Eravamo una provincia agricola e ci hanno fatto credere di essere diventati una provincia industriale: l’impellente necessità di una nuova vita ha mandato in soffitta il vecchio ma il nuovo molto spesso si è rivelato un inganno. Un inganno del quale ognuno può rendersi personalmente conto, ad esempio transitando sull’autostrada, ai cui bordi vi sono sempre più fabbriche chiuse che aperte. Ettari ed ettari di buon terreno che le generose elargizioni della Cassa per il Mezzogiorno, la spavalda spregiudicatezza di sedicenti imprenditori (del Nord, soprattutto) che altro non erano che avventurieri senza scrupoli e la complicità di una classe politica quanto meno inetta sottrassero ad una agricoltura che avrebbe potuto essere fiorente se gestita con raziocinio per destinarla a quell’industria che ha poi fatto la fine che ha fatto.
Uno sfacelo dal quale, strano a dirsi, fra le poche cose che si sono salvate deve ancora una volta annoverarsi la vecchia, cara pietra. E stavolta il suo “aiuto” non si è fermato nell’ambito del territorio, così come per millenni era accaduto, ma ha addirittura portato il nome del territorio per il mondo. Infatti, dire oggi “perlato Royal”, ovvero “perlato Coreno”, inevitabilmente si finisce col collegare questo nome a quelle alture senza soluzione di continuità che da Ausonia e da Coreno Ausonio si allungano sin verso Ventosa, Castelforte, SS. Cosma e Damiano e giù di lì. Certo, lo spettacolo che si presenta a chi da Formia è diretto a Cassino attraverso la valle ausentina non è dei più edificanti (qualcuno lo ha generosamente definito “paesaggio lunare”). Ma se poi pensi che quelle pietre hanno risolto più di un problema, divenendo un prodotto addirittura d’esportazione, allora puoi anche sopportare quel “paesaggio lunare” che, almeno, ha avuto un ritorno in termini economici, visto che sei costretto a sopportarne altri (le fabbriche chiuse) che ti sono costate un occhio della testa e hanno illuso centinaia di persone senza rendere più di tanto alla collettività.
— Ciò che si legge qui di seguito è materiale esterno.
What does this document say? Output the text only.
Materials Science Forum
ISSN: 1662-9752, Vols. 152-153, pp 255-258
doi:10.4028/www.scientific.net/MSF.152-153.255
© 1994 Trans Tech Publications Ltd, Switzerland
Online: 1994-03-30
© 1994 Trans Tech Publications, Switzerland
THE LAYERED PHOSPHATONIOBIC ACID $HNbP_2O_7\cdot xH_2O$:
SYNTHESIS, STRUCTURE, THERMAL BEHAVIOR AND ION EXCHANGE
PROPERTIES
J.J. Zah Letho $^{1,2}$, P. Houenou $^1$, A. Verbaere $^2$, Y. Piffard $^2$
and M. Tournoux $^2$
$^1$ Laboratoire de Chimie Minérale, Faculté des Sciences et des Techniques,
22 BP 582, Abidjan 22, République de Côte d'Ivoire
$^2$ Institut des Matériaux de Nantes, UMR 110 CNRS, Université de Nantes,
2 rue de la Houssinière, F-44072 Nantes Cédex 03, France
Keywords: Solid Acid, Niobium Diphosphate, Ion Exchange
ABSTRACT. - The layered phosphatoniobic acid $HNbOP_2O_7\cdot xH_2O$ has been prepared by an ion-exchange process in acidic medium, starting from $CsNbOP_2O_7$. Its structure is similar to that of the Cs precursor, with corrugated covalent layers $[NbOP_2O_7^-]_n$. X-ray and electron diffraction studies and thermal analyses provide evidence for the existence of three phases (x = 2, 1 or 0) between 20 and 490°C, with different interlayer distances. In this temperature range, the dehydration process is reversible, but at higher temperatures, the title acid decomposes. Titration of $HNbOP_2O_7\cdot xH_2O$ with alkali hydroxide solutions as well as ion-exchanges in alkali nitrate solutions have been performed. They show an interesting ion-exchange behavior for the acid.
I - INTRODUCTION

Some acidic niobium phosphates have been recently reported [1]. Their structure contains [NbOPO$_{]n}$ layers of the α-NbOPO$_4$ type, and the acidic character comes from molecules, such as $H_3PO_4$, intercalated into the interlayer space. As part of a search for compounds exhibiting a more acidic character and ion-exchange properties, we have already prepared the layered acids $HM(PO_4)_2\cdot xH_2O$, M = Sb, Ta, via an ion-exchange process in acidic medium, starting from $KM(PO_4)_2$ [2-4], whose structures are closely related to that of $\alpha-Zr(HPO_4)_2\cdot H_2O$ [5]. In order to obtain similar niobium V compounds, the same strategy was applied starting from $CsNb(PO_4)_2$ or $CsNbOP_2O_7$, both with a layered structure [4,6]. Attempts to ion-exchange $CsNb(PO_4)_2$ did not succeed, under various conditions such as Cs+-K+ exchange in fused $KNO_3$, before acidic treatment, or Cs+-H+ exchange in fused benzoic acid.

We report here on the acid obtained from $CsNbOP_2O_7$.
E, allora, un omaggio alla pietra, alle nostre pietre, era quanto meno doveroso. Un altro omaggio, visto che è ormai diffuso il recupero degli antichi centri storici dei nostri paesi, dove ovviamente le pietre predominano in varie forme (anche se talvolta “vittime” dell’alluminio anodizzato), dovrebbe essere quello della salvaguardia delle vecchie macere, alcune delle quali, nonostante tutto, si conservano ancora in buono stato.
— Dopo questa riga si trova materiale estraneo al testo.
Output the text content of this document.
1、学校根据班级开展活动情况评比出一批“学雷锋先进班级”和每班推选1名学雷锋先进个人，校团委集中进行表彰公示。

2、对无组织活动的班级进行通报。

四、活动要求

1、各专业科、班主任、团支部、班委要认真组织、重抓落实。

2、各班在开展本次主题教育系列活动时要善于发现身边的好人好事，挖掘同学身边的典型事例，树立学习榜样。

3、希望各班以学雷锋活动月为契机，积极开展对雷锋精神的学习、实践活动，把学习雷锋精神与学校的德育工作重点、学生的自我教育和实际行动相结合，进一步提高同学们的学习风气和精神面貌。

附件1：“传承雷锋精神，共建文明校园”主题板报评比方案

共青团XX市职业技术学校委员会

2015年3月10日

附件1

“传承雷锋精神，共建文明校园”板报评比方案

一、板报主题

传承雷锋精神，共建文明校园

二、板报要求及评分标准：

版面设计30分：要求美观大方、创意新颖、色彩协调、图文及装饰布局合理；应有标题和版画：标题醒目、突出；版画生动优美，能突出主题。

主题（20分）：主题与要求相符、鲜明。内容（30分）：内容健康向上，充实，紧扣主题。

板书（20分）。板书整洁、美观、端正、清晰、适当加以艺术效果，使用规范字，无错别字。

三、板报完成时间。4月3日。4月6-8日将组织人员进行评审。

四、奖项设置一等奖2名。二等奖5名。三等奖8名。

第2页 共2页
Lo meritano perché quei piccoli fazzoletti di terra che esse delimitavano sulle scoscese pendici dei nostri monti consentirono ad intere generazioni di sopravvivere. E, a noi stessi, di esserci.
© Costantino Jadecola, 1998.
One Reply to “LA CIVILTA’ DELLA PIETRA”
Sono perfettamente d’accordo.
Amo il calore che emana dalle vecchie pietre ed amo tutto quello che sanno raccontarci.